深入理解 aof 日志
前言
redis 的数据都是存储在内存中的,所以数据读写的性能很高,但是当 redis 重启之后,内存中的数据就会丢失,基于此,redis 实现了一些持久化机制,包括 aof、rdb 以及混合持久化。
这里我们就来分析一下 aof 的机制以及 aofrewrite 相关的源码实现,源码版本是 6.2.16。
aof 机制
aof(append only file)持久化以独立日志文件的方式记录每一条写命令,并在 redis 启动时回放 aof 文件中的命令以达到恢复数据的目的。
aof 持久化的相关参数:
# 是否开启 aof 功能
appendonly yes
# aof 文件的名称
appendfilename "appendonly.aof"
redis 在执行完写命令后,会将写命令追加到 aof_buf,然后通过 write 写到内核缓冲区,至于什么时候 fsync 到磁盘是可以通过刷盘策略控制的。
redis 提供了 3 种刷盘的策略,可以配置在 redis.conf 配置文件中的 appendfsync 配置项:
参数 | 描述 | 优缺点 |
---|---|---|
always | 每次写命令执行完后,同步将 aof 日志数据写回磁盘; | 可靠性高,最大程度保证数据不丢失,但是每个写命令都要写回磁盘,性能开销大。 |
everysec | 每秒,每次写命令执行完后,先将命令写入到 aof 文件的内核缓冲区,然后每隔一秒将缓冲区里的内容刷到磁盘; | 性能适中,极端情况宕机会丢失 1 秒的数据。 |
no | 每次写操作命令执行完后,先将命令写入到 aof 文件的内核缓冲区,再由 OS 决定何时将缓冲区内容刷到磁盘。 | 性能较好,宕机时丢失的数据可能更多。 |
aofrewrite
aof 日志会将所有执行过的命令追加到 aof 文件中,那么随着 redis 的不断运行,aof 文件会不断膨胀,当文件大小到达一定的阈值时就需要做 aofrewrite。
aofrewrite 会移除 aof 中冗余的写命令,大致就是遍历整个 db,然后以等效的方式重写、生成一个新的 aof 文件,来达到减少 aof 文件大小的目的。
与 aofrewrite 相关的参数有:
# aof 文件较上一次的增长率
aof-rewrite-perc 100
# aof 文件大小阈值
aof-rewrite-min-size 64mb
在源码分析中,我们还能看到这两个参数,在 serverCron 中,只有当 aof 文件的阈值达到 aof-rewrite-min-size,并且增长率大于 aof-rewrite-perc 才会进行后台 aofrewrite。

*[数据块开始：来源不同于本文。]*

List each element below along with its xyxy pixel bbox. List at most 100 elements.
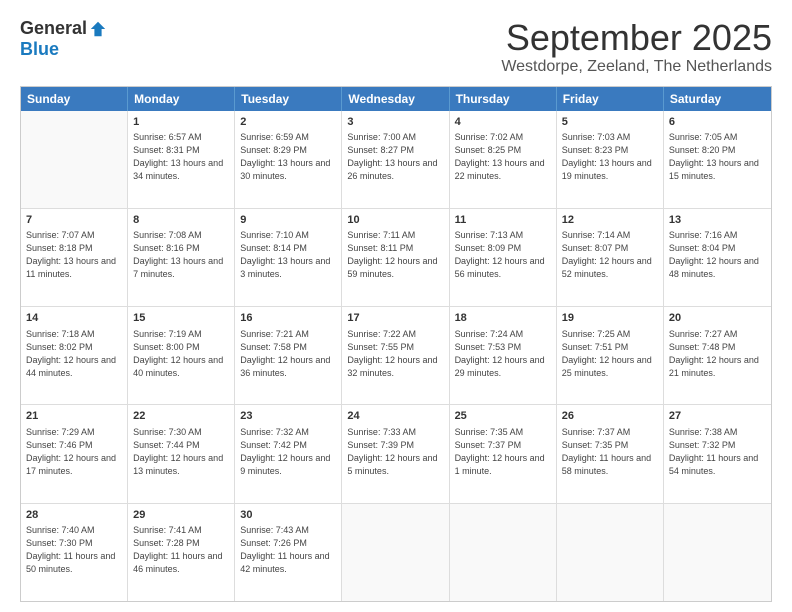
location: Westdorpe, Zeeland, The Netherlands bbox=[501, 58, 772, 76]
logo-general: General bbox=[20, 18, 87, 39]
calendar-row-2: 7Sunrise: 7:07 AMSunset: 8:18 PMDaylight… bbox=[21, 208, 771, 306]
day-cell-18: 18 Sunrise: 7:24 AMSunset: 7:53 PMDayligh… bbox=[450, 307, 557, 404]
day-number: 18 bbox=[455, 311, 551, 326]
day-number: 23 bbox=[240, 409, 336, 424]
day-number: 27 bbox=[669, 409, 766, 424]
day-number: 19 bbox=[562, 311, 658, 326]
day-info: Sunrise: 7:13 AMSunset: 8:09 PMDaylight:… bbox=[455, 229, 551, 281]
calendar-row-3: 14 Sunrise: 7:18 AMSunset: 8:02 PMDayligh… bbox=[21, 306, 771, 404]
day-number: 7 bbox=[26, 213, 122, 228]
day-info: Sunrise: 7:33 AMSunset: 7:39 PMDaylight:… bbox=[347, 426, 443, 478]
day-info: Sunrise: 7:25 AMSunset: 7:51 PMDaylight:… bbox=[562, 328, 658, 380]
month-title: September 2025 bbox=[501, 18, 772, 58]
day-cell-14: 14 Sunrise: 7:18 AMSunset: 8:02 PMDayligh… bbox=[21, 307, 128, 404]
day-cell-29: 29Sunrise: 7:41 AMSunset: 7:28 PMDayligh… bbox=[128, 504, 235, 601]
day-number: 4 bbox=[455, 115, 551, 130]
day-number: 14 bbox=[26, 311, 122, 326]
day-cell-3: 3Sunrise: 7:00 AMSunset: 8:27 PMDaylight… bbox=[342, 111, 449, 208]
day-info: Sunrise: 7:10 AMSunset: 8:14 PMDaylight:… bbox=[240, 229, 336, 281]
day-cell-20: 20 Sunrise: 7:27 AMSunset: 7:48 PMDayligh… bbox=[664, 307, 771, 404]
day-number: 9 bbox=[240, 213, 336, 228]
header-right: September 2025 Westdorpe, Zeeland, The N… bbox=[501, 18, 772, 76]
empty-cell bbox=[664, 504, 771, 601]
day-number: 22 bbox=[133, 409, 229, 424]
day-info: Sunrise: 7:37 AMSunset: 7:35 PMDaylight:… bbox=[562, 426, 658, 478]
day-header-wednesday: Wednesday bbox=[342, 87, 449, 111]
logo: General Blue bbox=[20, 18, 107, 60]
day-info: Sunrise: 7:14 AMSunset: 8:07 PMDaylight:… bbox=[562, 229, 658, 281]
day-number: 28 bbox=[26, 508, 122, 523]
day-info: Sunrise: 7:32 AMSunset: 7:42 PMDaylight:… bbox=[240, 426, 336, 478]
day-info: Sunrise: 7:43 AMSunset: 7:26 PMDaylight:… bbox=[240, 524, 336, 576]
day-number: 8 bbox=[133, 213, 229, 228]
day-header-sunday: Sunday bbox=[21, 87, 128, 111]
day-cell-12: 12Sunrise: 7:14 AMSunset: 8:07 PMDayligh… bbox=[557, 209, 664, 306]
day-info: Sunrise: 7:16 AMSunset: 8:04 PMDaylight:… bbox=[669, 229, 766, 281]
day-header-monday: Monday bbox=[128, 87, 235, 111]
day-info: Sunrise: 6:59 AMSunset: 8:29 PMDaylight:… bbox=[240, 131, 336, 183]
day-info: Sunrise: 7:05 AMSunset: 8:20 PMDaylight:… bbox=[669, 131, 766, 183]
day-number: 12 bbox=[562, 213, 658, 228]
day-number: 15 bbox=[133, 311, 229, 326]
day-cell-19: 19 Sunrise: 7:25 AMSunset: 7:51 PMDayligh… bbox=[557, 307, 664, 404]
day-header-tuesday: Tuesday bbox=[235, 87, 342, 111]
day-header-thursday: Thursday bbox=[450, 87, 557, 111]
day-cell-11: 11Sunrise: 7:13 AMSunset: 8:09 PMDayligh… bbox=[450, 209, 557, 306]
calendar-row-4: 21 Sunrise: 7:29 AMSunset: 7:46 PMDayligh… bbox=[21, 404, 771, 502]
day-cell-26: 26 Sunrise: 7:37 AMSunset: 7:35 PMDayligh… bbox=[557, 405, 664, 502]
day-cell-9: 9Sunrise: 7:10 AMSunset: 8:14 PMDaylight… bbox=[235, 209, 342, 306]
day-info: Sunrise: 7:08 AMSunset: 8:16 PMDaylight:… bbox=[133, 229, 229, 281]
day-number: 5 bbox=[562, 115, 658, 130]
day-cell-16: 16Sunrise: 7:21 AMSunset: 7:58 PMDayligh… bbox=[235, 307, 342, 404]
day-cell-2: 2Sunrise: 6:59 AMSunset: 8:29 PMDaylight… bbox=[235, 111, 342, 208]
day-cell-22: 22 Sunrise: 7:30 AMSunset: 7:44 PMDayligh… bbox=[128, 405, 235, 502]
header: General Blue September 2025 Westdorpe, Z… bbox=[20, 18, 772, 76]
calendar: SundayMondayTuesdayWednesdayThursdayFrid… bbox=[20, 86, 772, 602]
day-number: 26 bbox=[562, 409, 658, 424]
calendar-row-1: 1Sunrise: 6:57 AMSunset: 8:31 PMDaylight… bbox=[21, 111, 771, 208]
day-number: 3 bbox=[347, 115, 443, 130]
day-cell-10: 10Sunrise: 7:11 AMSunset: 8:11 PMDayligh… bbox=[342, 209, 449, 306]
day-info: Sunrise: 7:40 AMSunset: 7:30 PMDaylight:… bbox=[26, 524, 122, 576]
day-info: Sunrise: 7:41 AMSunset: 7:28 PMDaylight:… bbox=[133, 524, 229, 576]
day-cell-13: 13Sunrise: 7:16 AMSunset: 8:04 PMDayligh… bbox=[664, 209, 771, 306]
calendar-body: 1Sunrise: 6:57 AMSunset: 8:31 PMDaylight… bbox=[21, 111, 771, 601]
day-cell-27: 27Sunrise: 7:38 AMSunset: 7:32 PMDayligh… bbox=[664, 405, 771, 502]
day-info: Sunrise: 7:27 AMSunset: 7:48 PMDaylight:… bbox=[669, 328, 766, 380]
day-info: Sunrise: 7:00 AMSunset: 8:27 PMDaylight:… bbox=[347, 131, 443, 183]
logo-icon bbox=[89, 20, 107, 38]
day-cell-7: 7Sunrise: 7:07 AMSunset: 8:18 PMDaylight… bbox=[21, 209, 128, 306]
day-number: 2 bbox=[240, 115, 336, 130]
day-number: 21 bbox=[26, 409, 122, 424]
day-info: Sunrise: 6:57 AMSunset: 8:31 PMDaylight:… bbox=[133, 131, 229, 183]
day-cell-8: 8Sunrise: 7:08 AMSunset: 8:16 PMDaylight… bbox=[128, 209, 235, 306]
day-number: 1 bbox=[133, 115, 229, 130]
day-cell-21: 21 Sunrise: 7:29 AMSunset: 7:46 PMDayligh… bbox=[21, 405, 128, 502]
day-info: Sunrise: 7:18 AMSunset: 8:02 PMDaylight:… bbox=[26, 328, 122, 380]
day-info: Sunrise: 7:03 AMSunset: 8:23 PMDaylight:… bbox=[562, 131, 658, 183]
day-info: Sunrise: 7:02 AMSunset: 8:25 PMDaylight:… bbox=[455, 131, 551, 183]
day-header-friday: Friday bbox=[557, 87, 664, 111]
day-number: 20 bbox=[669, 311, 766, 326]
day-info: Sunrise: 7:30 AMSunset: 7:44 PMDaylight:… bbox=[133, 426, 229, 478]
day-number: 13 bbox=[669, 213, 766, 228]
empty-cell bbox=[450, 504, 557, 601]
day-info: Sunrise: 7:21 AMSunset: 7:58 PMDaylight:… bbox=[240, 328, 336, 380]
day-cell-4: 4Sunrise: 7:02 AMSunset: 8:25 PMDaylight… bbox=[450, 111, 557, 208]
day-cell-30: 30Sunrise: 7:43 AMSunset: 7:26 PMDayligh… bbox=[235, 504, 342, 601]
day-info: Sunrise: 7:24 AMSunset: 7:53 PMDaylight:… bbox=[455, 328, 551, 380]
day-number: 25 bbox=[455, 409, 551, 424]
day-cell-5: 5Sunrise: 7:03 AMSunset: 8:23 PMDaylight… bbox=[557, 111, 664, 208]
day-info: Sunrise: 7:35 AMSunset: 7:37 PMDaylight:… bbox=[455, 426, 551, 478]
empty-cell bbox=[342, 504, 449, 601]
day-info: Sunrise: 7:29 AMSunset: 7:46 PMDaylight:… bbox=[26, 426, 122, 478]
day-number: 24 bbox=[347, 409, 443, 424]
day-cell-23: 23 Sunrise: 7:32 AMSunset: 7:42 PMDayligh… bbox=[235, 405, 342, 502]
day-cell-15: 15Sunrise: 7:19 AMSunset: 8:00 PMDayligh… bbox=[128, 307, 235, 404]
day-number: 11 bbox=[455, 213, 551, 228]
empty-cell bbox=[557, 504, 664, 601]
day-info: Sunrise: 7:22 AMSunset: 7:55 PMDaylight:… bbox=[347, 328, 443, 380]
page: General Blue September 2025 Westdorpe, Z… bbox=[0, 0, 792, 612]
day-number: 17 bbox=[347, 311, 443, 326]
day-cell-1: 1Sunrise: 6:57 AMSunset: 8:31 PMDaylight… bbox=[128, 111, 235, 208]
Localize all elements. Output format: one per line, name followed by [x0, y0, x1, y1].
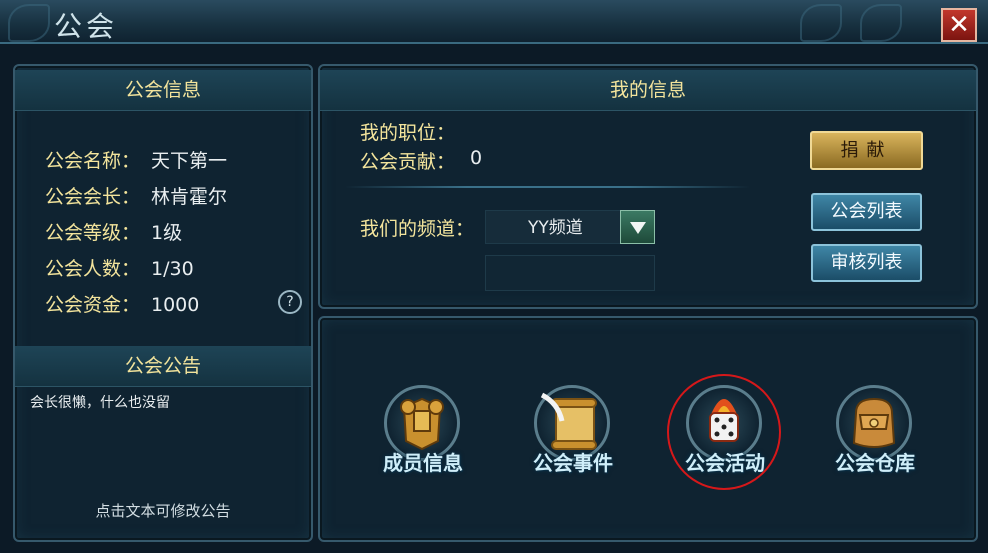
- info-value: 天下第一: [151, 150, 228, 172]
- info-row-members: 公会人数： 1/30: [45, 254, 194, 281]
- close-icon: ✕: [948, 10, 970, 40]
- info-value: 1000: [151, 294, 200, 316]
- info-label: 公会人数：: [45, 258, 141, 280]
- info-row-level: 公会等级： 1级: [45, 218, 182, 245]
- ornament-icon: [860, 4, 902, 42]
- info-value: 林肯霍尔: [151, 186, 228, 208]
- info-label: 公会名称：: [45, 150, 141, 172]
- guild-list-button[interactable]: 公会列表: [811, 193, 922, 231]
- announcement-text[interactable]: 会长很懒，什么也没留: [30, 392, 170, 412]
- channel-label: 我们的频道：: [360, 218, 475, 240]
- info-value: 1级: [151, 222, 183, 244]
- chevron-down-icon[interactable]: [620, 210, 655, 244]
- contribution-label: 公会贡献：: [360, 151, 456, 173]
- channel-input[interactable]: [485, 255, 655, 291]
- position-label: 我的职位：: [360, 122, 456, 144]
- review-list-button[interactable]: 审核列表: [811, 244, 922, 282]
- feature-member-info[interactable]: 成员信息: [378, 385, 468, 475]
- help-icon[interactable]: ?: [278, 290, 302, 314]
- announcement-hint: 点击文本可修改公告: [95, 502, 231, 520]
- announcement-header: 公会公告: [15, 346, 311, 387]
- info-value: 1/30: [151, 258, 194, 280]
- feature-label: 公会事件: [533, 451, 613, 475]
- feature-label: 公会仓库: [835, 451, 915, 475]
- guild-info-header: 公会信息: [15, 70, 311, 111]
- divider: [345, 186, 750, 188]
- my-info-header: 我的信息: [320, 70, 976, 111]
- donate-button[interactable]: 捐献: [810, 131, 923, 170]
- close-button[interactable]: ✕: [941, 8, 977, 42]
- feature-guild-activity[interactable]: 公会活动: [680, 385, 770, 475]
- feature-label: 成员信息: [383, 451, 463, 475]
- window-title: 公会: [54, 10, 119, 43]
- ornament-icon: [800, 4, 842, 42]
- info-label: 公会会长：: [45, 186, 141, 208]
- info-label: 公会等级：: [45, 222, 141, 244]
- title-bar: 公会: [0, 0, 988, 44]
- feature-guild-warehouse[interactable]: 公会仓库: [830, 385, 920, 475]
- info-row-leader: 公会会长： 林肯霍尔: [45, 182, 227, 209]
- info-row-name: 公会名称： 天下第一: [45, 146, 227, 173]
- info-label: 公会资金：: [45, 294, 141, 316]
- ornament-icon: [8, 4, 50, 42]
- guild-info-panel: 公会信息 公会名称： 天下第一 公会会长： 林肯霍尔 公会等级： 1级 公会人数： 1/…: [13, 64, 313, 542]
- feature-guild-events[interactable]: 公会事件: [528, 385, 618, 475]
- contribution-value: 0: [470, 147, 483, 169]
- feature-label: 公会活动: [685, 451, 765, 475]
- info-row-funds: 公会资金： 1000: [45, 290, 199, 317]
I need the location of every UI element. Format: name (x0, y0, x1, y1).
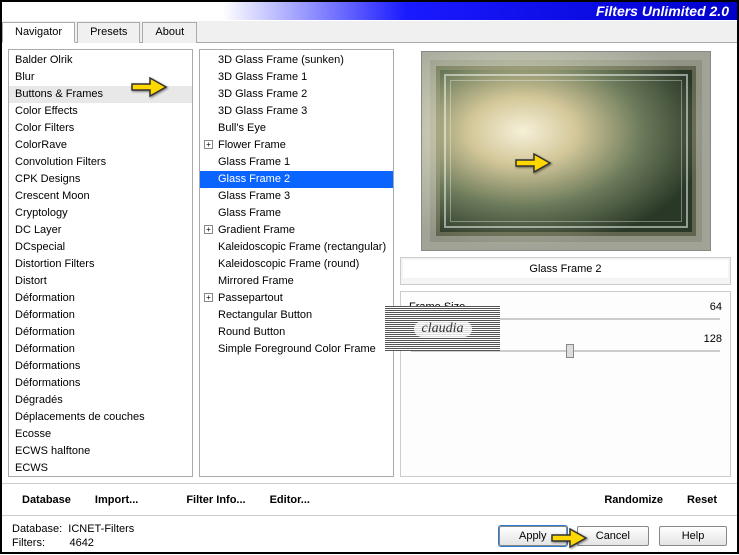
list-item[interactable]: DC Layer (9, 222, 192, 239)
list-item-label: Gradient Frame (218, 224, 295, 236)
status-bar: Database: ICNET-Filters Filters: 4642 Ap… (2, 515, 737, 555)
list-item[interactable]: Rectangular Button (200, 307, 393, 324)
list-item[interactable]: CPK Designs (9, 171, 192, 188)
tab-about[interactable]: About (142, 22, 197, 43)
list-item-label: Glass Frame 1 (218, 156, 290, 168)
list-item[interactable]: Bull's Eye (200, 120, 393, 137)
list-item[interactable]: Distort (9, 273, 192, 290)
list-item[interactable]: Convolution Filters (9, 154, 192, 171)
list-item[interactable]: ColorRave (9, 137, 192, 154)
filter-column: 3D Glass Frame (sunken) 3D Glass Frame 1 3… (199, 49, 394, 477)
list-item[interactable]: Dégradés (9, 392, 192, 409)
tab-bar: Navigator Presets About (2, 21, 737, 43)
title-bar: Filters Unlimited 2.0 (2, 2, 737, 20)
list-item-label: Bull's Eye (218, 122, 266, 134)
preview-image (421, 51, 711, 251)
list-item[interactable]: Color Effects (9, 103, 192, 120)
list-item-label: Glass Frame (218, 207, 281, 219)
list-item-label: Glass Frame 3 (218, 190, 290, 202)
list-item[interactable]: Glass Frame (200, 205, 393, 222)
list-item[interactable]: Déformation (9, 307, 192, 324)
database-button[interactable]: Database (12, 491, 81, 509)
list-item-label: Round Button (218, 326, 285, 338)
toolbar: Database Import... Filter Info... Editor… (2, 483, 737, 515)
list-item[interactable]: DCspecial (9, 239, 192, 256)
list-item[interactable]: + Passepartout (200, 290, 393, 307)
list-item-label: 3D Glass Frame 1 (218, 71, 307, 83)
watermark: claudia (385, 306, 500, 351)
reset-button[interactable]: Reset (677, 491, 727, 509)
tab-presets[interactable]: Presets (77, 22, 140, 43)
list-item[interactable]: Mirrored Frame (200, 273, 393, 290)
list-item[interactable]: Glass Frame 3 (200, 188, 393, 205)
slider-value: 128 (704, 333, 722, 345)
list-item[interactable]: Blur (9, 69, 192, 86)
list-item[interactable]: ECWS (9, 460, 192, 477)
list-item[interactable]: Kaleidoscopic Frame (rectangular) (200, 239, 393, 256)
list-item[interactable]: ECWS halftone (9, 443, 192, 460)
list-item-label: Glass Frame 2 (218, 173, 290, 185)
list-item[interactable]: Déformation (9, 324, 192, 341)
list-item-label: 3D Glass Frame 2 (218, 88, 307, 100)
list-item[interactable]: Glass Frame 2 (200, 171, 393, 188)
list-item[interactable]: Round Button (200, 324, 393, 341)
slider-thumb[interactable] (566, 344, 574, 358)
list-item[interactable]: Kaleidoscopic Frame (round) (200, 256, 393, 273)
list-item-label: Mirrored Frame (218, 275, 294, 287)
main-content: Balder OlrikBlurButtons & FramesColor Ef… (2, 43, 737, 483)
list-item[interactable]: Color Filters (9, 120, 192, 137)
list-item-label: Flower Frame (218, 139, 286, 151)
help-button[interactable]: Help (659, 526, 727, 546)
editor-button[interactable]: Editor... (260, 491, 320, 509)
list-item[interactable]: Balder Olrik (9, 52, 192, 69)
list-item[interactable]: Déformations (9, 375, 192, 392)
tab-navigator[interactable]: Navigator (2, 22, 75, 43)
list-item[interactable]: Buttons & Frames (9, 86, 192, 103)
list-item[interactable]: Déformation (9, 341, 192, 358)
list-item[interactable]: 3D Glass Frame 3 (200, 103, 393, 120)
list-item[interactable]: 3D Glass Frame (sunken) (200, 52, 393, 69)
list-item-label: Kaleidoscopic Frame (round) (218, 258, 359, 270)
filter-info-button[interactable]: Filter Info... (176, 491, 255, 509)
list-item-label: Kaleidoscopic Frame (rectangular) (218, 241, 386, 253)
list-item-label: 3D Glass Frame 3 (218, 105, 307, 117)
filter-title: Glass Frame 2 (403, 260, 728, 278)
cancel-button[interactable]: Cancel (577, 526, 649, 546)
expand-icon[interactable]: + (204, 293, 213, 302)
preview-column: claudia Glass Frame 2 Frame Size64Contra… (400, 49, 731, 477)
list-item[interactable]: Déformations (9, 358, 192, 375)
list-item[interactable]: + Gradient Frame (200, 222, 393, 239)
list-item[interactable]: Distortion Filters (9, 256, 192, 273)
randomize-button[interactable]: Randomize (594, 491, 673, 509)
filter-title-box: Glass Frame 2 (400, 257, 731, 285)
list-item[interactable]: Glass Frame 1 (200, 154, 393, 171)
list-item[interactable]: 3D Glass Frame 1 (200, 69, 393, 86)
list-item[interactable]: 3D Glass Frame 2 (200, 86, 393, 103)
category-list[interactable]: Balder OlrikBlurButtons & FramesColor Ef… (8, 49, 193, 477)
app-title: Filters Unlimited 2.0 (596, 3, 729, 19)
list-item-label: 3D Glass Frame (sunken) (218, 54, 344, 66)
list-item[interactable]: Simple Foreground Color Frame (200, 341, 393, 358)
list-item[interactable]: Ecosse (9, 426, 192, 443)
slider-value: 64 (710, 301, 722, 313)
status-info: Database: ICNET-Filters Filters: 4642 (12, 522, 134, 550)
apply-button[interactable]: Apply (499, 526, 567, 546)
list-item[interactable]: Déformation (9, 290, 192, 307)
import-button[interactable]: Import... (85, 491, 148, 509)
expand-icon[interactable]: + (204, 225, 213, 234)
filter-list[interactable]: 3D Glass Frame (sunken) 3D Glass Frame 1 3… (199, 49, 394, 477)
list-item[interactable]: Crescent Moon (9, 188, 192, 205)
list-item-label: Passepartout (218, 292, 283, 304)
list-item-label: Rectangular Button (218, 309, 312, 321)
category-column: Balder OlrikBlurButtons & FramesColor Ef… (8, 49, 193, 477)
expand-icon[interactable]: + (204, 140, 213, 149)
list-item-label: Simple Foreground Color Frame (218, 343, 376, 355)
list-item[interactable]: Déplacements de couches (9, 409, 192, 426)
list-item[interactable]: + Flower Frame (200, 137, 393, 154)
list-item[interactable]: Cryptology (9, 205, 192, 222)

但是为了保证 aof 文件的完整性,比如在子进程 rewrite 期间,主进程还在处理用户请求,这部分命令也是不能丢的。
所以主进程需要把 aofrewrite 期间的写命令缓存起来,等子进程结束之后再追加到新的 aof 文件中。
在此期间,如果写入量比较大的话,主进程在收割子进程之后就会有大量的 aof 刷盘操作,从而导致 redis 性能下降,为了提高 aofrewrite 的效率,redis 通过在主进程和子进程之间建立管道,将 aofrewrite 期间的写命令通过管道同步给子进程,追加写盘的操作也就交给子进程了。
实际上,每当新的 aof 文件增长 10K 大小,子进程就会从管道中拉取一些写命令追加到 aof 文件中,同时,在子进程完成 rewrite 之后,还会尽可能多的从管道中拉取写命令追加到 aof 文件中,你可以在下面的源码中清楚的看到。
所以,一旦主进程收割子进程,在将 aof-rewrite-buffer 中的数据追加到新的 aof 文件时,也没有多少了,这就极大地增大了主进程的效率,不至于影响正常的业务请求。
整个 aofrewrite 的流程图如下:
源码分析
触发 aofrewrite
触发 aofrewrite 主要有两种方式:
- 手动执行 bgrewriteaof 命令
- serverCron 时间事件检测到 aof 文件大小达到阈值
int serverCron(struct aeEventLoop *eventLoop, long long id, void *clientData) {
// ...
/* Trigger an AOF rewrite if needed. */
if (server.aof_state == AOF_ON &&
!hasActiveChildProcess() &&
server.aof_rewrite_perc &&
server.aof_current_size > server.aof_rewrite_min_size)
{
long long base = server.aof_rewrite_base_size ?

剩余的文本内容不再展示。